Friday, April 18, 2025

This could get much worst moving forward....

 The table is still showing a swing in favor of buyers. Like last week, we have 12 cities that have deteriorated for sellers over the last month and 5 that have improved. Avondale is the only city with a high percentage improvement of 10%, while Buckeye improved 6% and Glendale and Surprise managed another 4%. At the bottom of the table, Maricopa gave sellers a modest gain of 3%, but remains strongly favorable to buyers.

All the other cities moved in favor of buyers, with Tempe, Cave Creek, Scottsdale, Gilbert and Peoria the front runners in that trend.

The average change in CMI over the past month is -2.7% while last week we saw -2.9%. This continues the slow decelerating trend that started a week ago, but represents a very small change, largely thanks to demand holding slightly firmer.

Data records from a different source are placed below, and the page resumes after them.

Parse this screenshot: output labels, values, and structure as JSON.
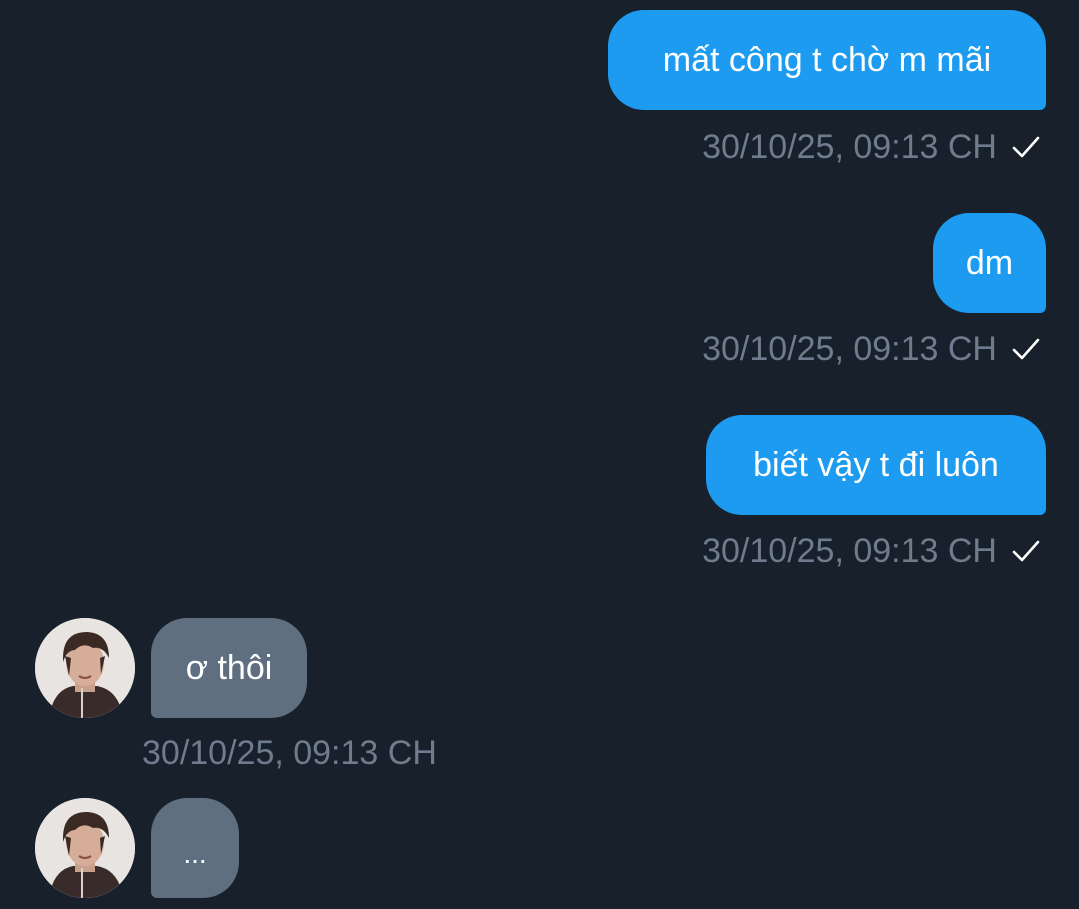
{
  "messages": [
    {
      "direction": "out",
      "text": "mất công t chờ m mãi",
      "time": "30/10/25, 09:13 CH",
      "status_icon": "check-icon"
    },
    {
      "direction": "out",
      "text": "dm",
      "time": "30/10/25, 09:13 CH",
      "status_icon": "check-icon"
    },
    {
      "direction": "out",
      "text": "biết vậy t đi luôn",
      "time": "30/10/25, 09:13 CH",
      "status_icon": "check-icon"
    },
    {
      "direction": "in",
      "text": "ơ thôi",
      "time": "30/10/25, 09:13 CH",
      "avatar": "contact-avatar"
    },
    {
      "direction": "in",
      "text": "...",
      "avatar": "contact-avatar",
      "typing": true
    }
  ],
  "colors": {
    "background": "#17202b",
    "outgoing_bubble": "#1d9bf0",
    "incoming_bubble": "#5f6f80",
    "timestamp": "#6e7c8d",
    "text": "#ffffff"
  }
}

Supply continues to barrel higher, something it should not normally be doing in April. If it increases in April, then it is likely to increase further during the second half of the year, unless conditions change drastically. If conditions stay on their current track, sellers will have even more of a challenge in the second half of 2025 as each seller will be competing with too many other sellers who are equally anxious to attract a firm offer. Price cuts and concessions are going to hit new highs under these circumstances.

We have 7 cities that are still seller's markets, 4 that are balanced and 6 that are buyer's markets. Two cities (Chandler and Avondale) are above 120, but the other 5 seller's markets are only seller's markets by a very small margin with CMIs less than 115. Such a weak seller's market is barely different from a balanced market. In other words we have only 2 cities where seller's can feel a detectable advantage.

The overall CMI has been moving lower since the third week of January and yet sales pricing has remained strong right up to the end of the first quarter. However this overhang appears to be coming to a sudden end, as the median sales price and average price per square foot for closed listings have both plummeted in the last 2 weeks. The former is down 1.7% and the latter 2% in just 14 days. At this point in the year such a move is ominous and we fear an overall CMI under 80 means prices will have to fall further from current levels to restore balance to the market. In fact the situation feels similar to the second quarter of 2022, though then it was the iBuyers who took the worst of the punishment. iBuyers are now such a small percentage of the market that we no longer notice their influence very much.